Find the Free Range Music Festival on Facebook:
Auburn Coach Wife Kristi Malzahn Agrees with Match & eHarmony: Men are Jerks
My advice is this: Settle! That's right. Don't worry about passion or intense connection. Don't nix a guy based on his annoying habit of yelling Bravo! in movie theaters. Overlook his halitosis or abysmal sense of aesthetics. Because if you want to have the infrastructure in place to have a family, settling is the way to go. Based on my observations, in fact, settling will probably make you happier in the long run, since many of those who marry with great expectations become more disillusioned with each passing year. (It's hard to maintain that level of zing when the conversation morphs into discussions about who's changing the diapers or balancing the checkbook.)
Obviously, I wasn't always an advocate of settling. In fact, it took not settling to make me realize that settling is the better option, and even though settling is a rampant phenomenon, talking about it in a positive light makes people profoundly uncomfortable. Whenever I make the case for settling, people look at me with creased brows of disapproval or frowns of disappointment, the way a child might look at an older sibling who just informed her that Jerry's Kids aren't going to walk, even if you send them money. It's not only politically incorrect to get behind settling, it's downright un-American. Our culture tells us to keep our eyes on the prize (while our mothers, who know better, tell us not to be so picky), and the theme of holding out for true love (whatever that is—look at the divorce rate) permeates our collective mentality.

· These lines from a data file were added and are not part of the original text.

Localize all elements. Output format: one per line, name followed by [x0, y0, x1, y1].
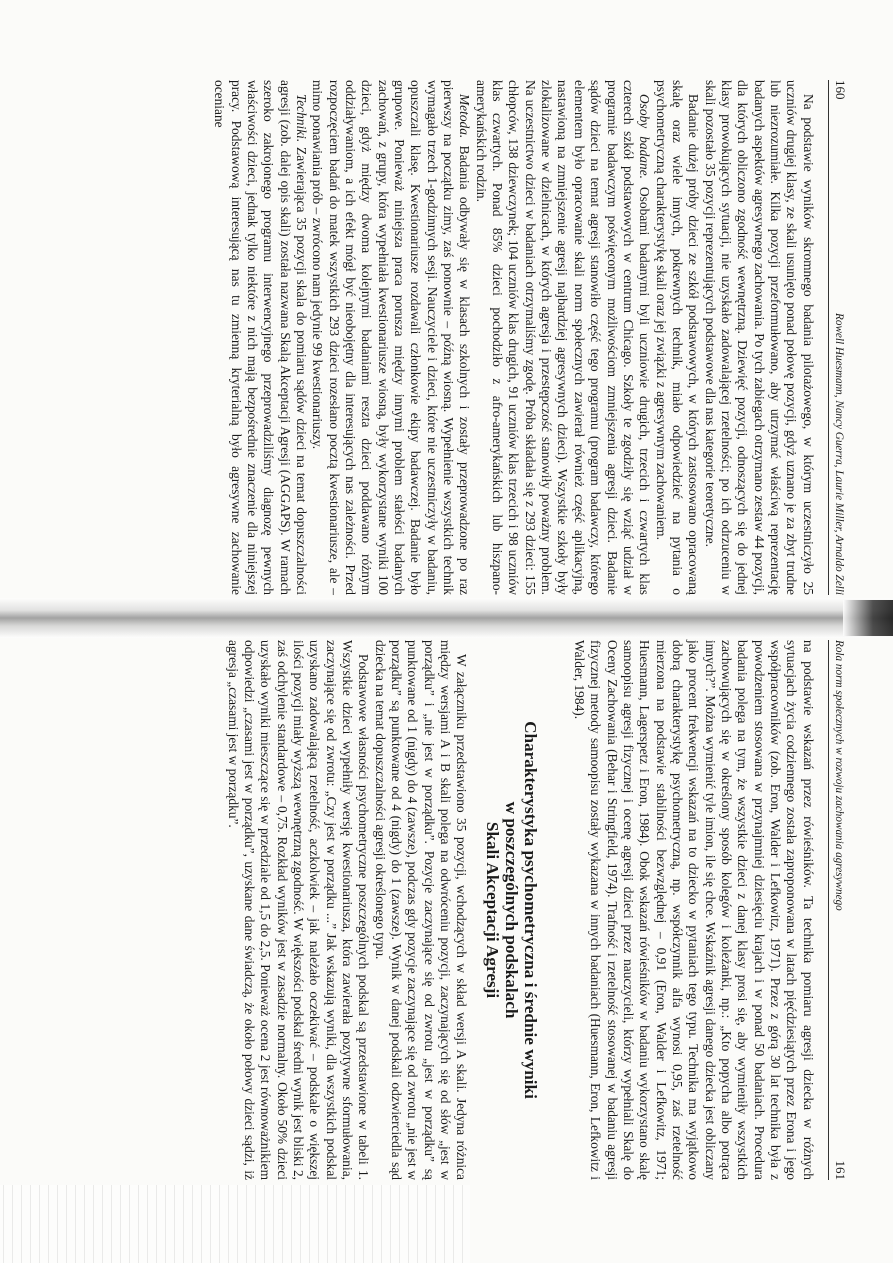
paragraph-osoby: [472, 80, 652, 595]
section-lead: Techniki.: [294, 94, 309, 143]
section-lead: Metoda.: [457, 94, 473, 139]
paragraph-techniki: [211, 80, 309, 595]
page-161: [138, 640, 848, 1180]
running-head-authors: Rowell Huesmann, Nancy Guerra, Laurie Miller, Arnaldo Zelli: [833, 313, 845, 595]
paragraph: Badanie dużej próby dzieci ze szkół podstawowych, w których zastosowano opracowaną skalę oraz wiele innych, pokrewnych technik, miało odpowiedzieć na pytania o psychometryczną charakterystykę skali oraz jej związki z agresywnym zachowaniem.: [653, 80, 702, 595]
heading-line: Skali Akceptacji Agresji: [483, 821, 503, 999]
scan-artifact: [0, 1185, 470, 1263]
running-header: [828, 640, 848, 1180]
section-lead: Osoby badane.: [637, 94, 653, 179]
section-text: Zawierająca 35 pozycji skala do pomiaru sądów dzieci na temat dopuszczalności agresji (zob. dalej opis skali) została nazwana Skalą Akceptacji Agresji (AGGAPS). W ramach szeroko zakrojonego programu interwencyjnego przeprowadziliśmy diagnozę pewnych właściwości dzieci, jednak tylko niektóre z nich mają bezpośrednie znaczenie dla niniejszej pracy. Podstawową interesującą nas tu zmienną kryterialną było agresywne zachowanie oceniane: [212, 80, 309, 595]
heading-line: w poszczególnych podskalach: [502, 801, 522, 1019]
page-number: 160: [833, 80, 848, 100]
running-head-title: Rola norm społecznych w rozwoju zachowania agresywnego: [833, 640, 845, 911]
page-160: [143, 80, 848, 595]
paragraph: na podstawie wskazań przez rówieśników. Ta technika pomiaru agresji dziecka w różnych sytuacjach życia codziennego została zaproponowana w latach pięćdziesiątych przez Erona i jego współpracowników (zob. Eron, Walder i Lefkowitz, 1971). Przez z górą 30 lat technika była z powodzeniem stosowana w przynajmniej dziesięciu krajach i w ponad 50 badaniach. Procedura badania polega na tym, że wszystkie dzieci z danej klasy prosi się, aby wymieniły wszystkich zachowujących się w określony sposób kolegów i koleżanki, np.: „Kto popycha albo potrąca innych?”. Można wymienić tyle imion, ile się chce. Wskaźnik agresji danego dziecka jest obliczany jako procent frekwencji wskazań na to dziecko w pytaniach tego typu. Technika ma wyjątkowo dobrą charakterystykę psychometryczną, np. współczynnik alfa wynosi 0,95, zaś rzetelność mierzona na podstawie stabilności bezwzględnej – 0,91 (Eron, Walder i Lefkowitz, 1971; Huesmann, Lagerspetz i Eron, 1984). Obok wskazań rówieśników w badaniu wykorzystano skalę samoopisu agresji fizycznej i ocenę agresji dzieci przez nauczycieli, którzy wypełniali Skalę do Oceny Zachowania (Behar i Stringfield, 1974). Trafność i rzetelność stosowanej w badaniu agresji fizycznej metody samoopisu zostały wykazana w innych badaniach (Huesmann, Eron, Lefkowitz i Walder, 1984).: [571, 640, 816, 1180]
binding-edge: [843, 600, 893, 636]
running-header: [828, 80, 848, 595]
page-number: 161: [833, 1160, 848, 1180]
paragraph-metoda: [309, 80, 472, 595]
paragraph: W załączniku przedstawiono 35 pozycji, wchodzących w skład wersji A skali. Jedyna różnica między wersjami A i B skali polega na odwróceniu pozycji, zaczynających się od słów „jest w porządku” i „nie jest w porządku”. Pozycje zaczynające się od zwrotu „jest w porządku” są punktowane od 1 (nigdy) do 4 (zawsze), podczas gdy pozycje zaczynające się od zwrotu „nie jest w porządku” są punktowane od 4 (nigdy) do 1 (zawsze). Wynik w danej podskali odzwierciedla sąd dziecka na temat dopuszczalności agresji określonego typu.: [372, 640, 470, 1180]
section-text: Osobami badanymi byli uczniowie drugich, trzecich i czwartych klas czterech szkół podstawowych w centrum Chicago. Szkoły te zgodziły się wziąć udział w programie badawczym poświęconym możliwościom zmniejszenia agresji dzieci. Badanie sądów dzieci na temat agresji stanowiło część tego programu (program badawczy, którego elementem było opracowanie skali norm społecznych zawierał również część aplikacyjną, nastawioną na zmniejszenie agresji najbardziej agresywnych dzieci). Wszystkie szkoły były zlokalizowane w dzielnicach, w których agresja i przestępczość stanowiły poważny problem. Na uczestnictwo dzieci w badaniach otrzymaliśmy zgodę. Próba składała się z 293 dzieci: 155 chłopców, 138 dziewczynek; 104 uczniów klas drugich, 91 uczniów klas trzecich i 98 uczniów klas czwartych. Ponad 85% dzieci pochodziło z afro-amerykańskich lub hiszpano-amerykańskich rodzin.: [473, 80, 653, 595]
paragraph: Podstawowe własności psychometryczne poszczególnych podskal są przedstawione w tabeli 1. Wszystkie dzieci wypełniły wersję kwestionariusza, która zawierała pozytywne sformułowania, zaczynające się od zwrotu: „Czy jest w porządku ...” Jak wskazują wyniki, dla wszystkich podskal uzyskano zadowalającą rzetelność, aczkolwiek – jak należało oczekiwać – podskale o większej ilości pozycji miały wyższą wewnętrzną zgodność. W większości podskal średni wynik jest bliski 2, zaś odchylenie standardowe – 0,75. Rozkład wyników jest w zasadzie normalny. Około 50% dzieci uzyskało wyniki mieszczące się w przedziale od 1,5 do 2,5. Ponieważ ocena 2 jest równoważnikiem odpowiedzi „czasami jest w porządku”, uzyskane dane świadczą, że około połowy dzieci sądzi, iż agresja „czasami jest w porządku”.: [225, 640, 372, 1180]
paragraph: Na podstawie wyników skromnego badania pilotażowego, w którym uczestniczyło 25 uczniów drugiej klasy, ze skali usunięto ponad połowę pozycji, gdyż uznano je za zbyt trudne lub niezrozumiałe. Kilka pozycji przeformułowano, aby utrzymać właściwą reprezentację badanych aspektów agresywnego zachowania. Po tych zabiegach otrzymano zestaw 44 pozycji, dla których obliczono zgodność wewnętrzną. Dziewięć pozycji, odnoszących się do jednej klasy prowokujących sytuacji, nie uzyskało zadowalającej rzetelności; po ich odrzuceniu w skali pozostało 35 pozycji reprezentujących podstawowe dla nas kategorie teoretyczne.: [702, 80, 816, 595]
book-spine-shadow: [0, 598, 893, 638]
section-text: Badania odbywały się w klasach szkolnych i zostały przeprowadzone po raz pierwszy na początku zimy, zaś ponownie – późną wiosną. Wypełnienie wszystkich technik wymagało trzech 1-godzinnych sesji. Nauczyciele i dzieci, które nie uczestniczyły w badaniu, opuszczali klasę. Kwestionariusze rozdawali członkowie ekipy badawczej. Badanie było grupowe. Ponieważ niniejsza praca porusza między innymi problem stałości badanych zachowań, z grupy, która wypełniała kwestionariusze wiosną, były wykorzystane wyniki 100 dzieci, gdyż między dwoma kolejnymi badaniami reszta dzieci poddawano różnym oddziaływaniom, a ich efekt mógł być nieobojętny dla interesujących nas zależności. Przed rozpoczęciem badań do matek wszystkich 293 dzieci rozesłano pocztą kwestionariusze, ale – mimo ponawiania prób – zwrócono nam jedynie 99 kwestionariuszy.: [310, 80, 473, 595]
heading-line: Charakterystyka psychometryczna i średnie wyniki: [521, 721, 541, 1099]
section-heading: [484, 640, 541, 1180]
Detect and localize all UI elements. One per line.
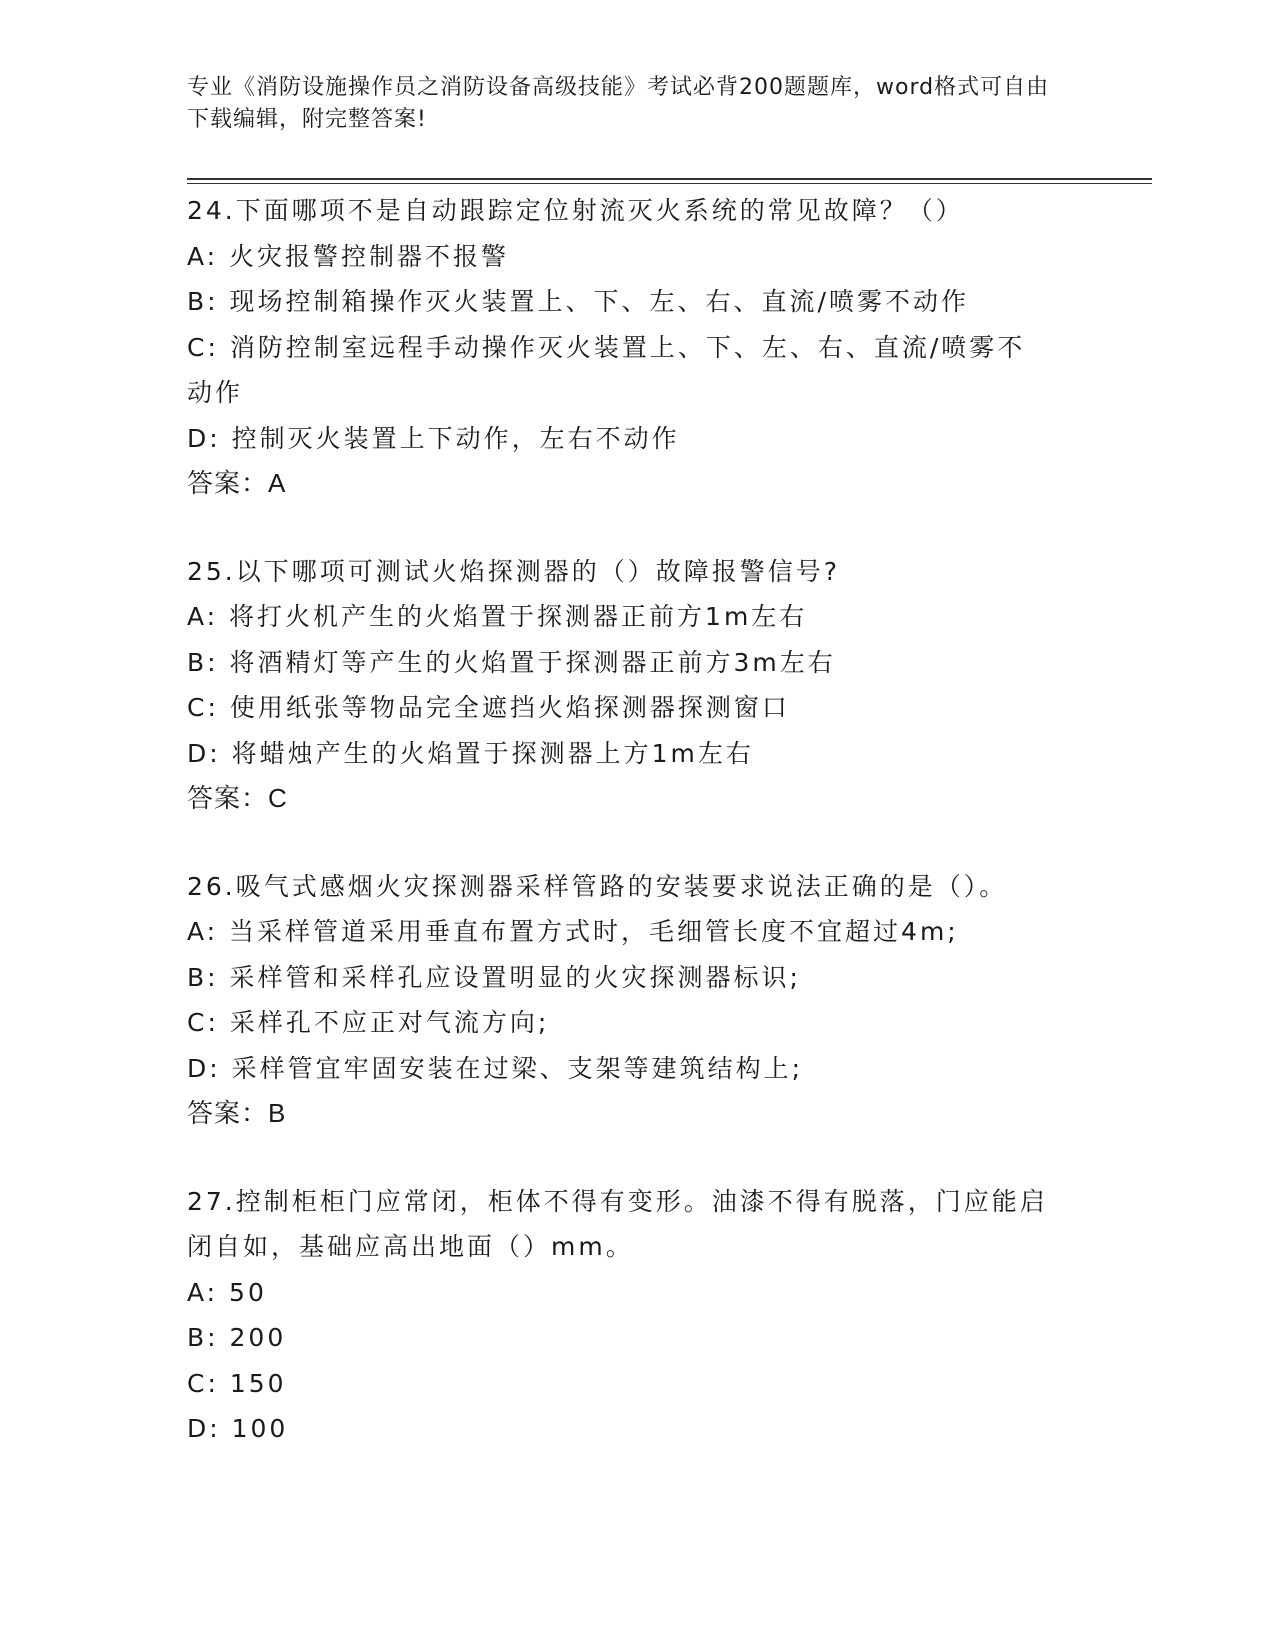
question-25 [187, 549, 1087, 822]
option-a: A: 当采样管道采用垂直布置方式时，毛细管长度不宜超过4m; [187, 917, 959, 946]
answer: 答案：A [187, 468, 287, 498]
question-stem: 27.控制柜柜门应常闭，柜体不得有变形。油漆不得有脱落，门应能启闭自如，基础应高出地面（）mm。 [187, 1186, 1048, 1261]
option-d: D: 控制灭火装置上下动作，左右不动作 [187, 423, 680, 453]
question-26 [187, 864, 1087, 1137]
question-list [187, 188, 1087, 1494]
document-header: 专业《消防设施操作员之消防设备高级技能》考试必背200题题库，word格式可自由下载编辑，附完整答案! [187, 75, 1050, 132]
option-c: C: 采样孔不应正对气流方向; [187, 1008, 550, 1037]
option-b: B: 200 [187, 1323, 287, 1352]
option-d: D: 将蜡烛产生的火焰置于探测器上方1m左右 [187, 738, 754, 768]
question-27 [187, 1179, 1087, 1452]
option-b: B: 将酒精灯等产生的火焰置于探测器正前方3m左右 [187, 647, 836, 677]
option-a: A: 将打火机产生的火焰置于探测器正前方1m左右 [187, 602, 808, 631]
option-c: C: 150 [187, 1368, 287, 1398]
option-a: A: 火灾报警控制器不报警 [187, 241, 510, 271]
option-b: B: 现场控制箱操作灭火装置上、下、左、右、直流/喷雾不动作 [187, 287, 969, 316]
option-d: D: 采样管宜牢固安装在过梁、支架等建筑结构上; [187, 1053, 804, 1083]
question-stem: 25.以下哪项可测试火焰探测器的（）故障报警信号? [187, 556, 841, 586]
answer: 答案：C [187, 783, 288, 813]
question-stem: 26.吸气式感烟火灾探测器采样管路的安装要求说法正确的是（）。 [187, 871, 1008, 901]
question-24 [187, 188, 1087, 507]
option-c: C: 消防控制室远程手动操作灭火装置上、下、左、右、直流/喷雾不 [187, 332, 1026, 362]
answer: 答案：B [187, 1098, 287, 1128]
option-b: B: 采样管和采样孔应设置明显的火灾探测器标识; [187, 962, 801, 992]
option-c: C: 使用纸张等物品完全遮挡火焰探测器探测窗口 [187, 693, 790, 722]
question-stem: 24.下面哪项不是自动跟踪定位射流灭火系统的常见故障？（） [187, 196, 964, 225]
header-rule-thin [187, 183, 1152, 184]
option-d: D: 100 [187, 1414, 289, 1443]
option-c-continued: 动作 [187, 378, 244, 407]
header-rule-thick [187, 178, 1152, 180]
option-a: A: 50 [187, 1277, 267, 1307]
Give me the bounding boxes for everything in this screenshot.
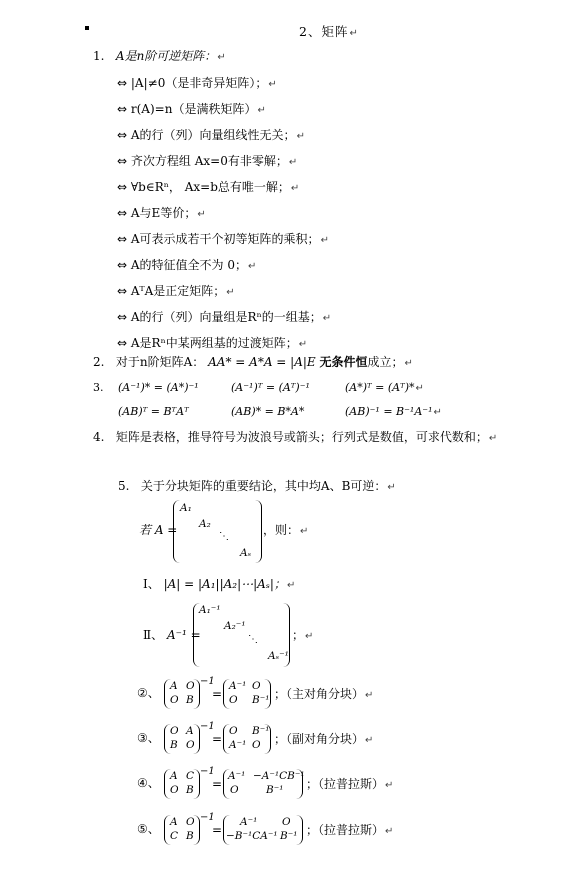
lhs-cell: B <box>170 739 178 751</box>
diag-as: Aₛ <box>240 547 252 559</box>
block-note: ；（副对角分块）↵ <box>274 732 374 746</box>
equivalence-text: A的特征值全不为 0； <box>130 258 248 272</box>
equivalence-arrow-icon: ⇔ <box>117 206 128 220</box>
diag-a1: A₁ <box>180 502 192 514</box>
item2-line: 2. 对于n阶矩阵A： AA* = A*A = |A|E 无条件恒成立；↵ <box>93 355 413 369</box>
rhs-cell: B⁻¹ <box>252 725 270 737</box>
equivalence-text: A是Rⁿ中某两组基的过渡矩阵； <box>130 336 298 350</box>
rhs-cell: −A⁻¹CB⁻¹ <box>253 770 305 782</box>
inv-as: Aₛ⁻¹ <box>268 650 289 662</box>
lhs-cell: B <box>186 784 194 796</box>
equivalence-arrow-icon: ⇔ <box>117 154 128 168</box>
inv-a1: A₁⁻¹ <box>199 604 221 616</box>
rhs-cell: A⁻¹ <box>229 680 247 692</box>
item3-r2c2: (AB)* = B*A* <box>231 405 305 418</box>
equivalence-text: AᵀA是正定矩阵； <box>130 284 226 298</box>
diag-a2: A₂ <box>199 518 211 530</box>
inverse-superscript: −1 <box>200 721 215 732</box>
lhs-cell: A <box>170 770 178 782</box>
equivalence-arrow-icon: ⇔ <box>117 336 128 350</box>
block-label: ②、 <box>137 686 160 700</box>
equivalence-item: ⇔ A的行（列）向量组线性无关；↵ <box>117 128 305 142</box>
result-2-label: Ⅱ、 A⁻¹ = <box>143 628 201 642</box>
diag-dots: ⋱ <box>219 531 230 542</box>
block-note: ；（主对角分块）↵ <box>274 687 374 701</box>
equivalence-item: ⇔ 齐次方程组 Ax=0有非零解；↵ <box>117 154 298 168</box>
rhs-cell: B⁻¹ <box>280 830 298 842</box>
block-note: ；（拉普拉斯）↵ <box>306 823 394 837</box>
rhs-cell: O <box>229 694 238 706</box>
equals-sign: = <box>212 687 223 701</box>
equals-sign: = <box>212 823 223 837</box>
equivalence-arrow-icon: ⇔ <box>117 76 128 90</box>
equals-sign: = <box>212 777 223 791</box>
item4-line: 4. 矩阵是表格，推导符号为波浪号或箭头；行列式是数值，可求代数和；↵ <box>93 430 498 444</box>
bullet-marker <box>85 26 89 30</box>
equivalence-item: ⇔ AᵀA是正定矩阵；↵ <box>117 284 235 298</box>
rhs-cell: O <box>282 816 291 828</box>
item1-header: 1. A是n阶可逆矩阵：↵ <box>93 49 226 63</box>
lhs-cell: O <box>170 725 179 737</box>
equivalence-item: ⇔ A的特征值全不为 0；↵ <box>117 258 257 272</box>
lhs-cell: O <box>170 784 179 796</box>
diag-prefix: 若 A = <box>139 523 178 537</box>
equivalence-item: ⇔ A的行（列）向量组是Rⁿ的一组基；↵ <box>117 310 332 324</box>
equivalence-text: |A|≠0（是非奇异矩阵）； <box>130 76 268 90</box>
rhs-cell: O <box>229 725 238 737</box>
equivalence-arrow-icon: ⇔ <box>117 102 128 116</box>
lhs-cell: O <box>170 694 179 706</box>
equivalence-arrow-icon: ⇔ <box>117 258 128 272</box>
block-label: ③、 <box>137 731 160 745</box>
inverse-superscript: −1 <box>200 766 215 777</box>
rhs-cell: O <box>252 680 261 692</box>
diag-right-paren <box>253 500 262 563</box>
lhs-cell: B <box>186 830 194 842</box>
rhs-cell: A⁻¹ <box>228 770 246 782</box>
equivalence-text: A的行（列）向量组是Rⁿ的一组基； <box>130 310 322 324</box>
item5-header: 5. 关于分块矩阵的重要结论，其中均A、B可逆：↵ <box>118 479 396 493</box>
equivalence-text: A可表示成若干个初等矩阵的乘积； <box>130 232 320 246</box>
equivalence-text: A的行（列）向量组线性无关； <box>130 128 296 142</box>
equivalence-text: r(A)=n（是满秩矩阵） <box>130 102 257 116</box>
equivalence-arrow-icon: ⇔ <box>117 284 128 298</box>
lhs-cell: C <box>186 770 195 782</box>
rhs-cell: B⁻¹ <box>266 784 284 796</box>
equivalence-text: ∀b∈Rⁿ， Ax=b总有唯一解； <box>130 180 290 194</box>
equivalence-arrow-icon: ⇔ <box>117 310 128 324</box>
lhs-cell: O <box>186 739 195 751</box>
lhs-cell: A <box>170 680 178 692</box>
rhs-cell: O <box>252 739 261 751</box>
rhs-cell: −B⁻¹CA⁻¹ <box>226 830 278 842</box>
item3-r2c1: (AB)ᵀ = BᵀAᵀ <box>118 405 189 418</box>
equivalence-item: ⇔ ∀b∈Rⁿ， Ax=b总有唯一解；↵ <box>117 180 300 194</box>
inverse-superscript: −1 <box>200 676 215 687</box>
diag-suffix: ，则：↵ <box>263 523 309 537</box>
item3-r1c2: (A⁻¹)ᵀ = (Aᵀ)⁻¹ <box>231 381 310 394</box>
equivalence-arrow-icon: ⇔ <box>117 128 128 142</box>
inv-suffix: ；↵ <box>292 628 314 642</box>
item3-r2c3: (AB)⁻¹ = B⁻¹A⁻¹↵ <box>345 405 442 418</box>
item3-r1c3: (A*)ᵀ = (Aᵀ)*↵ <box>345 381 424 394</box>
equivalence-arrow-icon: ⇔ <box>117 232 128 246</box>
equivalence-item: ⇔ |A|≠0（是非奇异矩阵）；↵ <box>117 76 277 90</box>
inverse-superscript: −1 <box>200 812 215 823</box>
inv-right-paren <box>281 603 290 667</box>
equivalence-item: ⇔ r(A)=n（是满秩矩阵）↵ <box>117 102 266 116</box>
block-label: ⑤、 <box>137 822 160 836</box>
rhs-cell: O <box>230 784 239 796</box>
lhs-cell: C <box>170 830 179 842</box>
lhs-cell: O <box>186 816 195 828</box>
item3-num: 3. <box>93 381 104 394</box>
equivalence-arrow-icon: ⇔ <box>117 180 128 194</box>
equivalence-text: A与E等价； <box>130 206 197 220</box>
block-note: ；（拉普拉斯）↵ <box>306 777 394 791</box>
equals-sign: = <box>212 732 223 746</box>
item3-r1c1: (A⁻¹)* = (A*)⁻¹ <box>118 381 199 394</box>
block-label: ④、 <box>137 776 160 790</box>
result-1: Ⅰ、 |A| = |A₁||A₂|⋯|Aₛ|；↵ <box>143 577 296 591</box>
lhs-cell: B <box>186 694 194 706</box>
section-title: 2、矩阵↵ <box>299 24 359 39</box>
equivalence-text: 齐次方程组 Ax=0有非零解； <box>130 154 288 168</box>
lhs-cell: A <box>170 816 178 828</box>
rhs-cell: A⁻¹ <box>240 816 258 828</box>
equivalence-item: ⇔ A是Rⁿ中某两组基的过渡矩阵；↵ <box>117 336 308 350</box>
inv-a2: A₂⁻¹ <box>224 620 246 632</box>
equivalence-item: ⇔ A与E等价；↵ <box>117 206 206 220</box>
rhs-cell: B⁻¹ <box>252 694 270 706</box>
rhs-cell: A⁻¹ <box>229 739 247 751</box>
inv-dots: ⋱ <box>248 634 259 645</box>
lhs-cell: O <box>186 680 195 692</box>
equivalence-item: ⇔ A可表示成若干个初等矩阵的乘积；↵ <box>117 232 329 246</box>
lhs-cell: A <box>186 725 194 737</box>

Even situation comedies, starting in the 1970s with The Mary Tyler Moore Show and going all the way to Friends, feature endearing single women in the dating trenches, and there's supposed to be something romantic and even heroic about their search for true love. Of course, the crucial difference is that, whereas the earlier series begins after Mary has been jilted by her fiancé, the more modern-day Friends opens as Rachel Green leaves her nice-guy orthodontist fiancé at the altar simply because she isn't feeling it. But either way, in episode after episode, as both women continue to be unlucky in love, settling starts to look pretty darn appealing. Mary is supposed to be contentedly independent and fulfilled by her newsroom family, but in fact her life seems lonely. Are we to assume that at the end of the series, Mary, by then in her late 30s, found her soul mate after the lights in the newsroom went out and her work family was disbanded? If her experience was anything like mine or that of my single friends, it's unlikely.
And while Rachel and her supposed soul mate, Ross, finally get together (for the umpteenth time) in the finale of Friends, do we feel confident that she'll be happier with Ross than she would have been had she settled down with Barry, the orthodontist, 10 years earlier? She and Ross have passion but have never had long-term stability, and the fireworks she experiences with him but not with Barry might actually turn out to be a liability, given how many times their relationship has already gone up in flames. It's equally questionable whether Sex and the City's Carrie Bradshaw, who cheated on her kindhearted and generous boyfriend, Aidan, only to end up with the more exciting but self-absorbed Mr. Big, will be better off in the framework of marriage and family. (Some time after the breakup, when Carrie ran into Aidan on the street, he was carrying his infant in a Baby Björn. Can anyone imagine Mr. Big walking around with a Björn?)